5. …So has Javier Baez
Lindor isn’t the only young middle infielder who’s jumped onto the national scene. Over the past few weeks, the remarkable baseball intelligence from Baez has been readily displayed—never more so than the double play he initiated in Game 2 versus the Dodgers.
— Jon Morosi (@jonmorosi) October 17, 2016
Whether it’s on the field or at the plate (note his NLDS Game 1 homer off Johnny Cueto), Baez’ impact has been tremendous. The Cubs most likely boast the regular season MVP in Kris Bryant. But as far as this month is concerned, their No. 1 performer is the 23-year-old from Puerto Rico.
4. There’s a power outage in Toronto
While immense praise should be cast upon the Indians pitchers that have held them in check (and we’ll highlight one Tribe arm just ahead), it’s perplexing to see the Blue Jays—who are coming off a pasting of Texas hurlers in the ALDS sweep—get so cold so quickly.
Toronto scored 22 runs and drilled eight homers over the three games with the Rangers, looking very much like the team that led the league in scoring in 2015. In the two ALCS losses to Cleveland, it’s managed to produce just one run and ten hits (no homers), appearing more like the team that stumbled out of the AL East race in September. Struggling the most is Jose Bautista, who’s 0-for-6 in the series with five strikeouts and 0-for-14 in the postseason.
3. The Kershaw critics have been silenced
For a time, the negative judgement based on Clayton Kershaw’s shortcomings in the playoffs was justified. Even as recent as Monday, many weren’t completely convinced that the Dodger ace was consistently measuring up to his incredible regular season efforts.
But if Thursday’s NLDS Game 5 rescue mission against the Washington Nationals didn’t convince you that Kershaw can be just as superb in October, then Sunday night’s seven shutout innings in Game 2 of the NLCS certainly did. On just 84 pitches, he allowed only two hits and one walk while striking out six as Los Angeles escaped the Windy City with a split.
2. The Dodgers aren’t going away quietly
The fact that the Los Angeles Dodgers evened the series on Sunday doesn’t mean the Chicago Cubs aren’t still the favorites to win the NL pennant. It does mean that Dodgers—in the least—won’t make it easy for the team with baseball’s best record.
Game 1 appeared to be all Chicago until the eighth, when Los Angeles rallied against the opposing bullpen. Of course, the Cubs again came through in the late innings (a theme this month) in the form of a Miguel Montero grand slam. Heroic efforts by their top starter may be the only hope for the Dodgers, yet a win in Chicago and three games upcoming on the west coast provide some hope.
1. It’s Miller time
Forget trying to get runs off him. Just consider yourself lucky if you can put the ball in play. In the postseason, Andrew Miller has faced 28 batters. He’s fanned 17 while allowing just three hits. In the ALCS alone, he’s faced 12 Blue Jay batters—and has struck out 10 of them.

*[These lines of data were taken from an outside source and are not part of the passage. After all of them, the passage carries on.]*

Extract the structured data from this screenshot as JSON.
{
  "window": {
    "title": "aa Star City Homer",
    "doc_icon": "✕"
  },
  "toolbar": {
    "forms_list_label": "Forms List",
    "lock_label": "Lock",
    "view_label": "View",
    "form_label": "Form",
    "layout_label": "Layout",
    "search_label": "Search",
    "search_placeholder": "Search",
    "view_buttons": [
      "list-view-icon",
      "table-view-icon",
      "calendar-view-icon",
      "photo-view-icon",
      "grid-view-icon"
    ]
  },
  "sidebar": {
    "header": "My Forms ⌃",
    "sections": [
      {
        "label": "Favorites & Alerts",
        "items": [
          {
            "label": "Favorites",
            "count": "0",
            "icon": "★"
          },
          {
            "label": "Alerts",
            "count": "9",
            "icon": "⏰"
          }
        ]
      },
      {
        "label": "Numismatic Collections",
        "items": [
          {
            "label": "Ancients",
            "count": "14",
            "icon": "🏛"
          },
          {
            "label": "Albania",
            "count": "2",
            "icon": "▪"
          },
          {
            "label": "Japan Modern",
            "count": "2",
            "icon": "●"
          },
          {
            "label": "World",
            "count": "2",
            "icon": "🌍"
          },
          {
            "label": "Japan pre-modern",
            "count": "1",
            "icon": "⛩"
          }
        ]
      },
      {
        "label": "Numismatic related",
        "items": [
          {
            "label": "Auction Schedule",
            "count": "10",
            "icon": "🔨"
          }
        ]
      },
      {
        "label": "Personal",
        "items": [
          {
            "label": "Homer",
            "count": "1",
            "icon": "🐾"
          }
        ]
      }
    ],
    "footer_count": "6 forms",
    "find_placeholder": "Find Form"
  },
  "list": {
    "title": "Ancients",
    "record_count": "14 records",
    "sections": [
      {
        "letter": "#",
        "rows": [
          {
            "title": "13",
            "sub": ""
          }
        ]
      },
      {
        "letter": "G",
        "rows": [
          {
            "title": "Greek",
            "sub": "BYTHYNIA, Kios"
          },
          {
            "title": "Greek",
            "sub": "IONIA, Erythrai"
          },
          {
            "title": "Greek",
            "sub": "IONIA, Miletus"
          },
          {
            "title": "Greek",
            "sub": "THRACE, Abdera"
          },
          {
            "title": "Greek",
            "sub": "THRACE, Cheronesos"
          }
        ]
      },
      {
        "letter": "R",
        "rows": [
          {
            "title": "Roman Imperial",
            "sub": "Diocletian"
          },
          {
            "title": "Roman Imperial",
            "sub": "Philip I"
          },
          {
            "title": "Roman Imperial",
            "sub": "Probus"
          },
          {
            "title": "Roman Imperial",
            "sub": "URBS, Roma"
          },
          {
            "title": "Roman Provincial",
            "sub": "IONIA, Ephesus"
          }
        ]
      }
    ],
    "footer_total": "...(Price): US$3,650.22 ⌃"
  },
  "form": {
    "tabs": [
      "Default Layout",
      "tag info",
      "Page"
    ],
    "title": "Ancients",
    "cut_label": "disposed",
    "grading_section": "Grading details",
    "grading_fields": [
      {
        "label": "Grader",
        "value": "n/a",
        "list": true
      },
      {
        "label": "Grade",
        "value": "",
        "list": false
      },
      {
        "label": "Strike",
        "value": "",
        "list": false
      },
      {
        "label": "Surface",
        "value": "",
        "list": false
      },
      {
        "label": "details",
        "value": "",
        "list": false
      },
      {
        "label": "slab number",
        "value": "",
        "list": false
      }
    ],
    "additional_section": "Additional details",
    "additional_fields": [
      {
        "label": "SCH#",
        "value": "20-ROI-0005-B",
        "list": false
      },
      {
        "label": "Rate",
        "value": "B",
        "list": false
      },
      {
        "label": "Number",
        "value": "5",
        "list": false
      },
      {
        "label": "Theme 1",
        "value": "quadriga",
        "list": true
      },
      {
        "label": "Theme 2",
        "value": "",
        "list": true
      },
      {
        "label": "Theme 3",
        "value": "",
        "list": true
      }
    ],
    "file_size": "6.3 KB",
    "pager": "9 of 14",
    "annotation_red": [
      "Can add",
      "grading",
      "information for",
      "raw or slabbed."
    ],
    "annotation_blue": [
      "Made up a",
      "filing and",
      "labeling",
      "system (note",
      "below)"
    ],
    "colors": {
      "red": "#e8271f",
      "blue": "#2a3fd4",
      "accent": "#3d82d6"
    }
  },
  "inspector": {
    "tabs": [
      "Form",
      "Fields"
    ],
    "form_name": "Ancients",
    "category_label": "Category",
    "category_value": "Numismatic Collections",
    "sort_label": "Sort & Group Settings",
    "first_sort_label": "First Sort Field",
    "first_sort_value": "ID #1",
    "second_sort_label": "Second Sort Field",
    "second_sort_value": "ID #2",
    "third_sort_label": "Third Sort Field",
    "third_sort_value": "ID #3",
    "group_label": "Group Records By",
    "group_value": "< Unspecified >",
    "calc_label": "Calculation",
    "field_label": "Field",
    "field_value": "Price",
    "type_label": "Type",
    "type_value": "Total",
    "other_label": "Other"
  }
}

I have been in many postseasons and hadn’t seen anybody dominate like Andrew Miller.
— Pedro Martinez (@45PedroMartinez) October 15, 2016
It took a July 31st trade, which forced the Indians to ship four highly-rated prospects, to get Miller from the Yankees. That’s a steep price for any player, much less a relief pitcher. But if anything has been proven this postseason, it’s that a reliever (such as Miller or L.A.’s Kenley Jansen)—especially one who is willing and able to go more than one inning—can be worth that price.